Page:Wilde - Le portrait de Dorian Gray, 1895.djvu/182

Cette page a été validée par deux contributeurs.
176
LE PORTRAIT

— Toujours heureux de se reposer, M. Gray, dit l’encadreur qui soufflait encore ; où le mettrons-nous ?

— Oh ! n’importe où, ici… cela ira. Je n’ai pas besoin qu’il soit accroché. Posez-le simplement contre le mur ; merci.

— Peut-on regarder cette œuvre d’art, monsieur ?

Dorian tressaillit…

— Cela ne vous intéresserait pas, M. Hubbard, dit-il ne le quittant pas des yeux. Il était prêt à bondir sur lui et à le terrasser s’il avait essayé de soulever le voile somptueux qui cachait le secret de sa vie.

— Je ne veux pas vous déranger plus longtemps.
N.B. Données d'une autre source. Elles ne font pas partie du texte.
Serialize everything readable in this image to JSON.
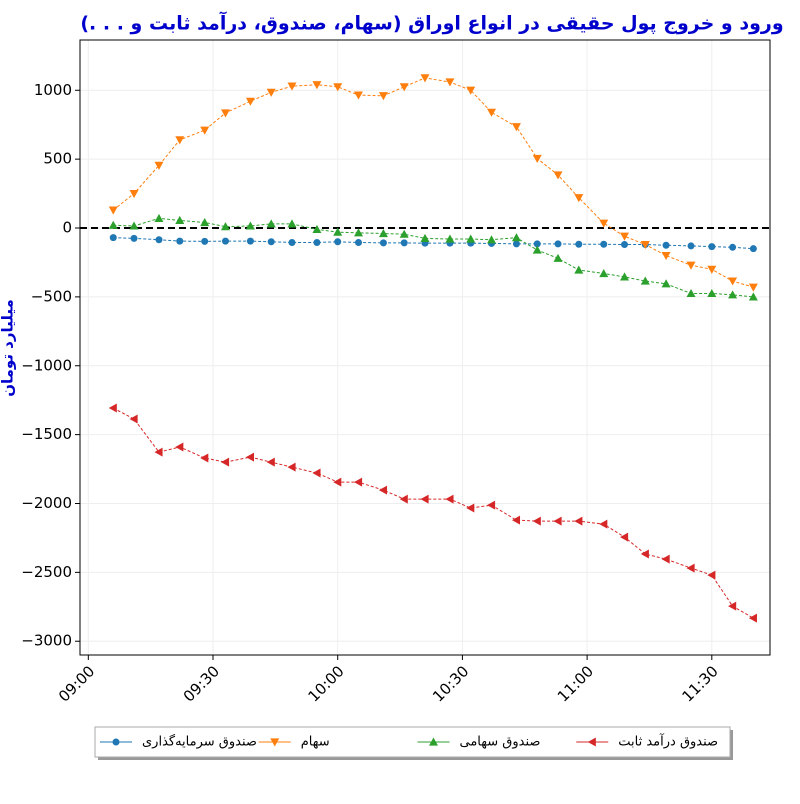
{
  "chart_data": {
    "type": "line",
    "title": "ورود و خروج پول حقیقی در انواع اوراق (سهام، صندوق، درآمد ثابت و . . .)",
    "y_label": "میلیارد تومان",
    "x": [
      "09:06",
      "09:11",
      "09:17",
      "09:22",
      "09:28",
      "09:33",
      "09:39",
      "09:44",
      "09:49",
      "09:55",
      "10:00",
      "10:05",
      "10:11",
      "10:16",
      "10:21",
      "10:27",
      "10:32",
      "10:37",
      "10:43",
      "10:48",
      "10:53",
      "10:58",
      "11:04",
      "11:09",
      "11:14",
      "11:19",
      "11:25",
      "11:30",
      "11:35",
      "11:40"
    ],
    "series": [
      {
        "name": "صندوق سرمایه‌گذاری",
        "color": "#1f77b4",
        "marker": "circle",
        "values": [
          -70,
          -75,
          -85,
          -95,
          -97,
          -95,
          -95,
          -100,
          -105,
          -105,
          -100,
          -105,
          -108,
          -108,
          -110,
          -110,
          -110,
          -112,
          -115,
          -115,
          -115,
          -118,
          -118,
          -120,
          -120,
          -125,
          -130,
          -135,
          -140,
          -150
        ]
      },
      {
        "name": "سهام",
        "color": "#ff7f0e",
        "marker": "triangle-down",
        "values": [
          130,
          250,
          455,
          640,
          710,
          835,
          920,
          985,
          1030,
          1040,
          1025,
          965,
          960,
          1025,
          1090,
          1060,
          1000,
          840,
          735,
          505,
          385,
          220,
          35,
          -60,
          -120,
          -200,
          -270,
          -300,
          -385,
          -430
        ]
      },
      {
        "name": "صندوق سهامی",
        "color": "#2ca02c",
        "marker": "triangle-up",
        "values": [
          20,
          15,
          70,
          55,
          40,
          10,
          15,
          30,
          30,
          -10,
          -30,
          -35,
          -40,
          -45,
          -75,
          -80,
          -80,
          -85,
          -70,
          -160,
          -220,
          -305,
          -330,
          -355,
          -385,
          -405,
          -475,
          -475,
          -485,
          -500
        ]
      },
      {
        "name": "صندوق درآمد ثابت",
        "color": "#d62728",
        "marker": "triangle-left",
        "values": [
          -1307,
          -1387,
          -1627,
          -1590,
          -1670,
          -1700,
          -1663,
          -1700,
          -1736,
          -1779,
          -1845,
          -1845,
          -1903,
          -1968,
          -1968,
          -1968,
          -2033,
          -2012,
          -2121,
          -2128,
          -2128,
          -2128,
          -2150,
          -2244,
          -2367,
          -2404,
          -2469,
          -2520,
          -2745,
          -2832
        ]
      }
    ],
    "xlim": [
      "08:58",
      "11:44"
    ],
    "xticks": [
      "09:00",
      "09:30",
      "10:00",
      "10:30",
      "11:00",
      "11:30"
    ],
    "ylim": [
      -3100,
      1365
    ],
    "yticks": [
      1000,
      500,
      0,
      {
        "value": -500,
        "label": "−500"
      },
      {
        "value": -1000,
        "label": "−1000"
      },
      {
        "value": -1500,
        "label": "−1500"
      },
      {
        "value": -2000,
        "label": "−2000"
      },
      {
        "value": -2500,
        "label": "−2500"
      },
      {
        "value": -3000,
        "label": "−3000"
      }
    ],
    "reference_line": 0,
    "grid": true,
    "legend": "bottom"
  }
}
Je vous suis très obligé de la bonté que vous avez eue de venir ici.

— Pas du tout, pas du tout, M. Gray. Toujours prêt à vous servir !

Et M. Hubbard descendit vivement les escaliers, suivi de son aide qui regardait Dorian avec un étonnement craintif répandu sur ses traits grossiers et disgracieux. Jamais il n’avait vu personne d’aussi merveilleusement beau.
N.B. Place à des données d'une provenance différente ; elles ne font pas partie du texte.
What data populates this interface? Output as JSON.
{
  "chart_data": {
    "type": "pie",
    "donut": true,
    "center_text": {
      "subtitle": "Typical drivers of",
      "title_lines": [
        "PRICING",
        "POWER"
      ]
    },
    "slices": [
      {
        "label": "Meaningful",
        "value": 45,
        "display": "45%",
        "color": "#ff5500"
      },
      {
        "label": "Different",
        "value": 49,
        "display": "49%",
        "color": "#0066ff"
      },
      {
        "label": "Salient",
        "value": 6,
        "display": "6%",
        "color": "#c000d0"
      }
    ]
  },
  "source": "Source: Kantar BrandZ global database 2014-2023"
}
Lorsque le bruit de leurs pas se fut éteint, Dorian ferma la porte et mit la clef dans sa poche. Il était sauvé. Personne ne pourrait regarder l’horrible peinture. Nul œil que le sien ne pourrait voir sa honte.
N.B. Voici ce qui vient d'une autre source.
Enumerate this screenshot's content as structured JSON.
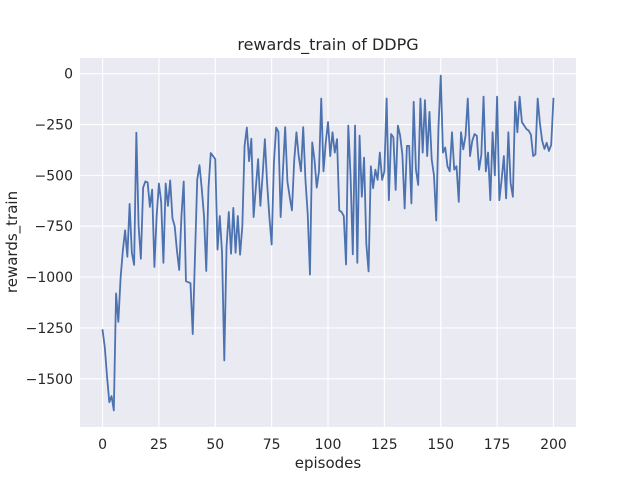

En regagnant sa bibliothèque il s’aperçut qu’il était cinq heures passées et que le thé était déjà servi. Sur une petite table de bois noir parfumé, délicatement incrustée de nacre — un cadeau de lady Radley, la femme de son tuteur, charmante malade professionnelle qui passait tous les hivers au Caire — se trouvait un mot de lord Henry avec un livre relié de jaune, à la couverture légèrement déchirée et aux tranches salies.